NEW YORK — Polygenic transcriptome risk scores may be better at gauging chronic obstructive pulmonary disease susceptibility across human ancestry groups than polygenic risk scores, a new study has found.

COPD affects about 16 million people in the US and is typically diagnosed through two measures of lung function: forced expiratory volume in one second (FEV1) and the ratio of FEV1 to forced vital capacity. While smoking is a major risk factor for COPD, genetic variation also influences susceptibility.

Previous genome-wide association studies have linked a number of genetic variants to COPD risk, but those studies have drawn largely on populations of European ancestry. Analyses have indicated that polygenic risk scores do not perform as well in target populations that differ from the discovery population.

Researchers from the University of Virginia and elsewhere instead examined whether polygenic transcriptome risk scores (PTRS) could improve cross-ancestry disease risk prediction for COPD over polygenic risk scores (PRS). In previous work, UVa's Ani Manichaikul and colleagues proposed that PTRS developed using multi-SNP predictors of gene expression could improve disease risk predictions across ancestries. Such scores, they said, would focus on the underlying biological mechanisms of a trait or disease, which are shared across ancestries.

"Given that a substantial proportion of GWAS variants demonstrate gene regulation effects, constructing risk scores built on expression quantitative-trait locus (eQTL) variants presents a promising path toward incorporating biological information in genetic prediction," Manichaikul and colleagues wrote in a paper appearing Tuesday in the American Journal of Human Genetics.

For their study, they applied this idea to estimating COPD risk. They generated both PRS and PTRS based on summary statistics from a large GWAS of pulmonary function — both FEV1 and FEV1 to forced vital capacity — and of moderate-to-severe COPD and severe COPD in individuals of European ancestry from the UK Biobank. For the PTRS in particular, they also relied on the PrediXcan approach that combines GWAS data with reference eQTL data.

They then selected the best risk score for each model using the multi-ethnic Trans-Omics for Precision Medicine (TOPMed) population and family-based cohorts and tested them in multi-ethnic TOPMed COPD-enriched cohorts.

Overall, the PTRS had greater portability than the PRS, the researchers found.
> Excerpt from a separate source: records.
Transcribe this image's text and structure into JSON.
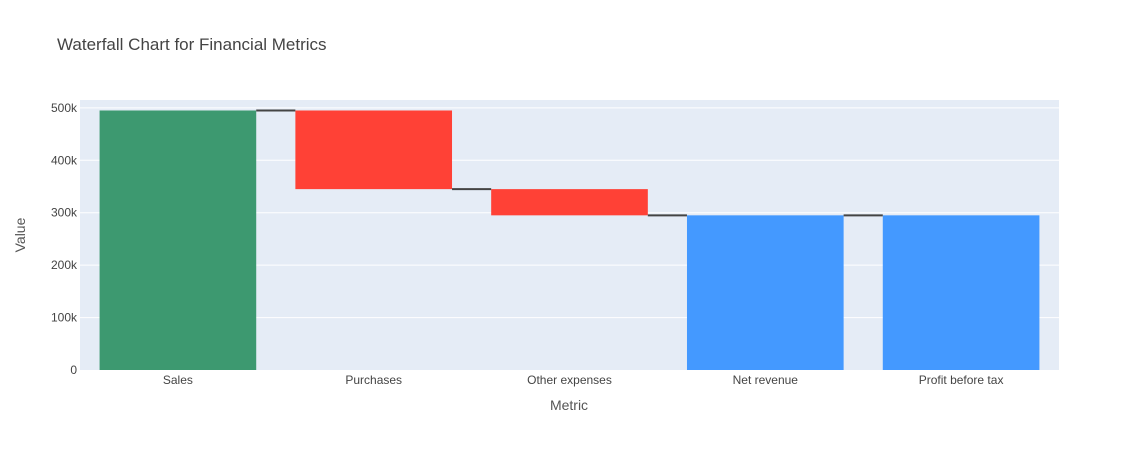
{
  "chart_data": {
    "type": "waterfall",
    "title": "Waterfall Chart for Financial Metrics",
    "xlabel": "Metric",
    "ylabel": "Value",
    "categories": [
      "Sales",
      "Purchases",
      "Other expenses",
      "Net revenue",
      "Profit before tax"
    ],
    "measures": [
      "absolute",
      "relative",
      "relative",
      "total",
      "total"
    ],
    "values": [
      495000,
      -150000,
      -50000,
      295000,
      295000
    ],
    "ylim": [
      0,
      515000
    ],
    "yticks": [
      0,
      100000,
      200000,
      300000,
      400000,
      500000
    ],
    "ytick_labels": [
      "0",
      "100k",
      "200k",
      "300k",
      "400k",
      "500k"
    ],
    "grid": true,
    "colors": {
      "increasing": "#3d9970",
      "decreasing": "#ff4136",
      "totals": "#4499ff",
      "plot_background": "#e5ecf6",
      "connector": "#444444"
    }
  }
}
The PRS models, they noted, had decreased performance when applied to African Americans, as compared to non-Hispanic whites, dropping from an odds ratio of 1.57 for moderate-to-severe COPD for all participants to 1.24.

The PTRS models, meanwhile, retained their performance and had high portability scores.

Though the PTRS exhibited a weaker association with COPD than the PRS among individuals of European ancestry, it had a stronger association with disease than the PRS among African Americans, especially among heavy smokers for moderate-to-severe COPD. Smoking status and smoking history, the researchers wrote, also has a great effect on COPD risk.

Further, the researchers noted the two score types were not highly correlated, suggesting they could be combined to further improve disease risk predictions.

"While we have demonstrated the value of integrative approaches leveraging eQTLs toward improvement of cross-ancestry portability of risk scores, we further emphasize that constructing more portable risk scores represents just one line of investigation toward achieving equity in risk prediction and personalized medicine," Manichaikul and colleagues wrote. "Ultimately, a crucial step toward improving performance of genomic risk prediction for non-European-ancestry groups will be to increase the diversity of participants included and analyzed in genetic studies."